Exactly except that most tanks are 26 gal and you are at around 200 miles max. It means you simply may need to add more time or carry extra gas.


----------



## Oregon_Camper (Sep 13, 2004)

OK , I see now. The lack of gas every exit will in fact cause a lot of stopping. Thanks for clearing that up.


----------



## Carey (Mar 6, 2012)

I delivered rvs for 3 years. Most Alaska shipments are sent thru Tacoma and barged to Ak. This time of year, the gravel will destroy the nose of the rv. The frost heaves are also very hard on the unit. I would suggest that you pay the extra and barge it out of Tacoma. The repairs that will be needed will end up costing the same as the barge.

Carey


----------



## akjason (Jan 2, 2011)

I actually just got a quote from Tacoma RV of barging shipped being 2800. Far less than me taking time off work, fuel, wear and tear. Total price is right around 24,500. Currently up here no matter which dealer you talk to or private party 2008's are going for around that price.


----------



## akdream (Mar 21, 2006)

akjason,

Did you check with Simmons on Old Seward above Diamond. They had a good selection when we bought ours. They were very helpful. Ours was on the lot so that made it easier. The $2800 is about what I've heard for shipping be boat. I know that people/businesses will 'drive' a new trailer to AK for a price, I don't know what that is.


----------



## akjason (Jan 2, 2011)

akdream said:


> akjason,
> 
> Did you check with Simmons on Old Seward above Diamond. They had a good selection when we bought ours. They were very helpful. Ours was on the lot so that made it easier. The $2800 is about what I've heard for shipping be boat. I know that people/businesses will 'drive' a new trailer to AK for a price, I don't know what that is.
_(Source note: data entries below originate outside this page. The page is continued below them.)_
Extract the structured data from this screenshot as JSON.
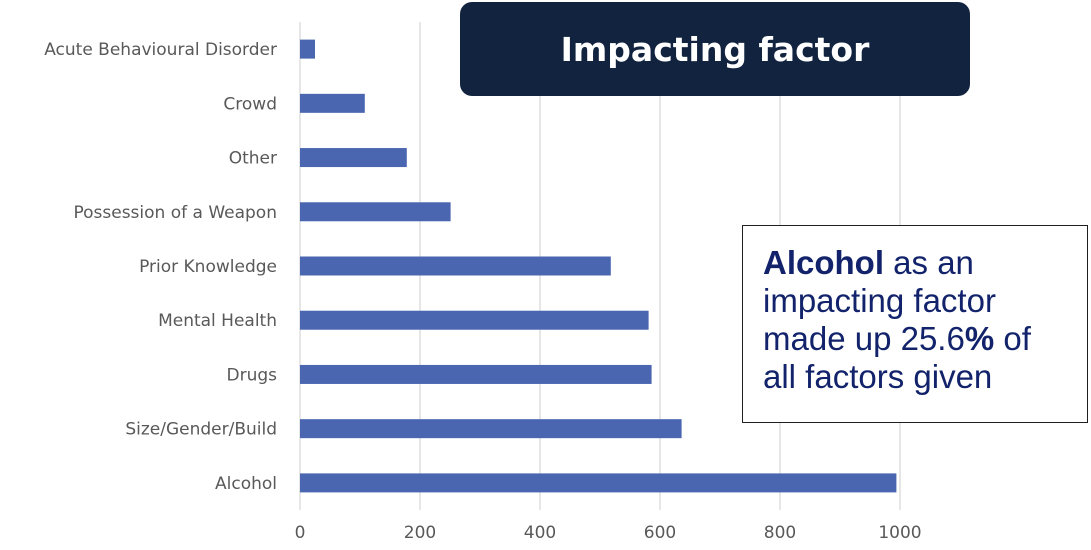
{
  "chart_data": {
    "type": "bar",
    "orientation": "horizontal",
    "title": "Impacting factor",
    "categories": [
      "Acute Behavioural Disorder",
      "Crowd",
      "Other",
      "Possession of a Weapon",
      "Prior Knowledge",
      "Mental Health",
      "Drugs",
      "Size/Gender/Build",
      "Alcohol"
    ],
    "values": [
      25,
      108,
      178,
      251,
      518,
      581,
      586,
      636,
      994
    ],
    "xlim": [
      0,
      1000
    ],
    "x_ticks": [
      "0",
      "200",
      "400",
      "600",
      "800",
      "1000"
    ],
    "grid": true,
    "bar_color": "#4a66b0"
  },
  "callout": {
    "bold": "Alcohol",
    "line1_rest": " as an",
    "line2": "impacting factor",
    "line3_pre": "made up 25.6",
    "line3_pct": "%",
    "line3_post": " of",
    "line4": "all factors given"
  }
}
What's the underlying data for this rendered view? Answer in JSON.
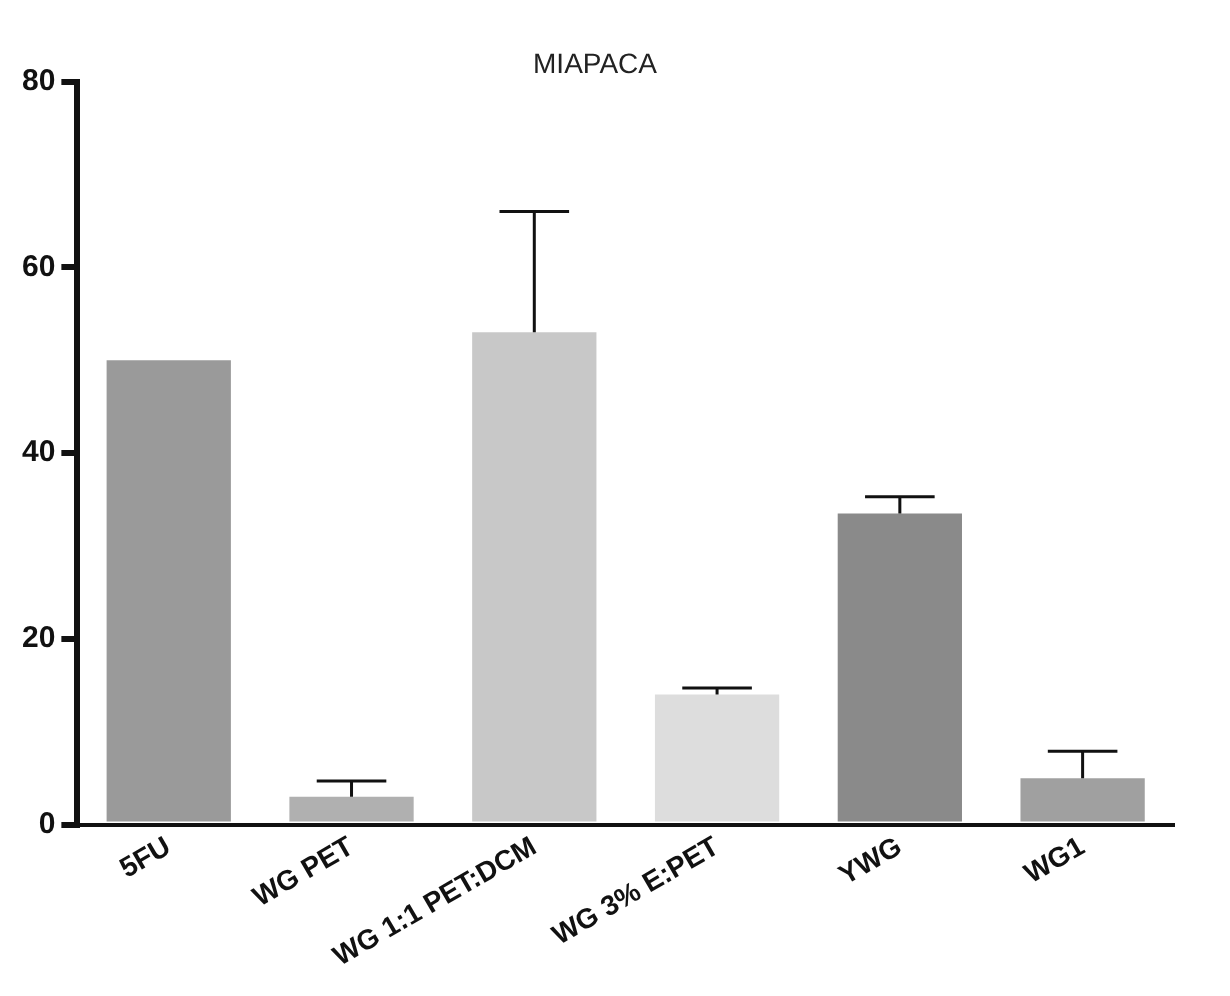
{
  "chart_data": {
    "type": "bar",
    "title": "MIAPACA",
    "categories": [
      "5FU",
      "WG PET",
      "WG 1:1 PET:DCM",
      "WG 3% E:PET",
      "YWG",
      "WG1"
    ],
    "values": [
      50,
      3,
      53,
      14,
      33.5,
      5
    ],
    "colors": [
      "#9a9a9a",
      "#b0b0b0",
      "#c8c8c8",
      "#dddddd",
      "#8a8a8a",
      "#a0a0a0"
    ],
    "errors": [
      null,
      [
        3,
        4.7
      ],
      [
        53,
        66
      ],
      [
        14,
        14.7
      ],
      [
        33.5,
        35.3
      ],
      [
        5,
        7.9
      ]
    ],
    "ylim": [
      0,
      80
    ],
    "yticks": [
      0,
      20,
      40,
      60,
      80
    ],
    "grid": false,
    "legend": false
  }
}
From what I heard was Simmons went under a couple of years back. For the price quotes I am getting from the lower 48, it seems like I will end up getting a lot more trailer for the money rather than buying locally. Out of curiosity what is your vehicle and trailer setup? I'm not sure if my 1/2 ton will pull around the 250RS all too well, as it's about 1200lbs dry more than the 210RS.

I did look into doing my own shipping, however I do like the idea of having the dealer take care of the shipping issues for liability.


----------